One person who wouldn't be deterred from creating was Thomas Fink, of Cut and Carve Tree Service. The West Bloomfield resident was sawing into hunks of pine, creating art that wouldn't melt away. (Ricardo Thomas / The Detroit News)
Plymouth— A week ago polar temperatures descended on Metro Detroit bringing more than a foot of snow to some areas. On Saturday, temperatures rose to 42 degrees, bringing in a chilly drizzle.
It will be a week-long respite before the cold returns, said Dan Thompson, a meteorologist with the National Weather Service’s White Lake Township station.
“It does look like there’s going to be another cool down, especially mid-to-late in the week,” said Thompson. “It looks like it will turn cooler, but not as cold as we saw earlier this week.”
Saturday’s weather put a damper on the Plymouth Ice Festival. By mid-day the dozens of sculptures had melted to the point where their shapes were nearly unrecognizable.

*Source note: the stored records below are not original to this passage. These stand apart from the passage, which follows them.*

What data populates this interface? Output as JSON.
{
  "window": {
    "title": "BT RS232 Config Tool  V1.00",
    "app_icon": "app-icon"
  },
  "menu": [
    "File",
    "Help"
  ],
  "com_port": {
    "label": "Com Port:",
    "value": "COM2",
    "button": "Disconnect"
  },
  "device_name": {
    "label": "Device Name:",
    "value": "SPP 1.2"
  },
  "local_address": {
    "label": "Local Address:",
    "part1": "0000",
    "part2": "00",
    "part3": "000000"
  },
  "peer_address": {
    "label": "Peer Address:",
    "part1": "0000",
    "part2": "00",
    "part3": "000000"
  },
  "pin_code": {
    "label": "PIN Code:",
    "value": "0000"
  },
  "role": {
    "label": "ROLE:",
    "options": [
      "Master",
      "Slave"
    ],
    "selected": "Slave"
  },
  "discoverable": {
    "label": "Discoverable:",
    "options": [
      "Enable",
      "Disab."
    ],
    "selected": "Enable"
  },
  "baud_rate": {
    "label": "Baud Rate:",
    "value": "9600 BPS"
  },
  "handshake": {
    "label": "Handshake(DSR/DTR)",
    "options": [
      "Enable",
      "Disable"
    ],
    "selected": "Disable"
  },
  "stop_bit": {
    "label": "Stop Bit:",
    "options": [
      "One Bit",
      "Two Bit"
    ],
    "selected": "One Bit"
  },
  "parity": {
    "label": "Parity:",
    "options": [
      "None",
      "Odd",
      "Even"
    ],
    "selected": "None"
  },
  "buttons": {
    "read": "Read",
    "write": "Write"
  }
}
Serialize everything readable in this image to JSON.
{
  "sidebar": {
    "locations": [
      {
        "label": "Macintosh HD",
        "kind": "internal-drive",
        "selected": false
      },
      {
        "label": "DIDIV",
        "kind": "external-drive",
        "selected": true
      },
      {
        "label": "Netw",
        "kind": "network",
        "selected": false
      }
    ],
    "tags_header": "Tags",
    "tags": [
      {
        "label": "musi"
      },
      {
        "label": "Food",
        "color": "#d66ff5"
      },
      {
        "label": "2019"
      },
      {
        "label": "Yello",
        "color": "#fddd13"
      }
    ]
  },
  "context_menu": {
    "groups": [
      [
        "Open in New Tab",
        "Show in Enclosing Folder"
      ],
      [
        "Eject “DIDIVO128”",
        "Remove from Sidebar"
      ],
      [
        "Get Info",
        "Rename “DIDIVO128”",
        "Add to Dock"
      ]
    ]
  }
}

In spite of the rain, dozens of people came to see the sculptures, including Danielle Kline of Canton and her young daughters. It was their first time at the festival.
“We’re just looking for something to get out of the house,” said Kline.
One person who wouldn’t be deterred from creating was Thomas Fink, of Cut and Carve Tree Service. The West Bloomfield resident was sawing into hunks of pine, creating art that wouldn’t melt away.
“I’m the backup plan for this weather,” he joked, gesturing to the melting ice around him. “It’s kind of worthless to do those today.”
The ice festival continues Sunday from 10 a.m. to 6 p.m. in downtown Plymouth.
Overnight temperatures Saturday should drop into the upper 20s, he said, creating a risk for icy roads heading into Sunday morning, said Thompson. Temperatures will rise once again to the mid-30s and the rain will give way to partly cloudy skies.
Tuesday night could bring a chance for snowstorms and lows in the upper teens, Thompson said.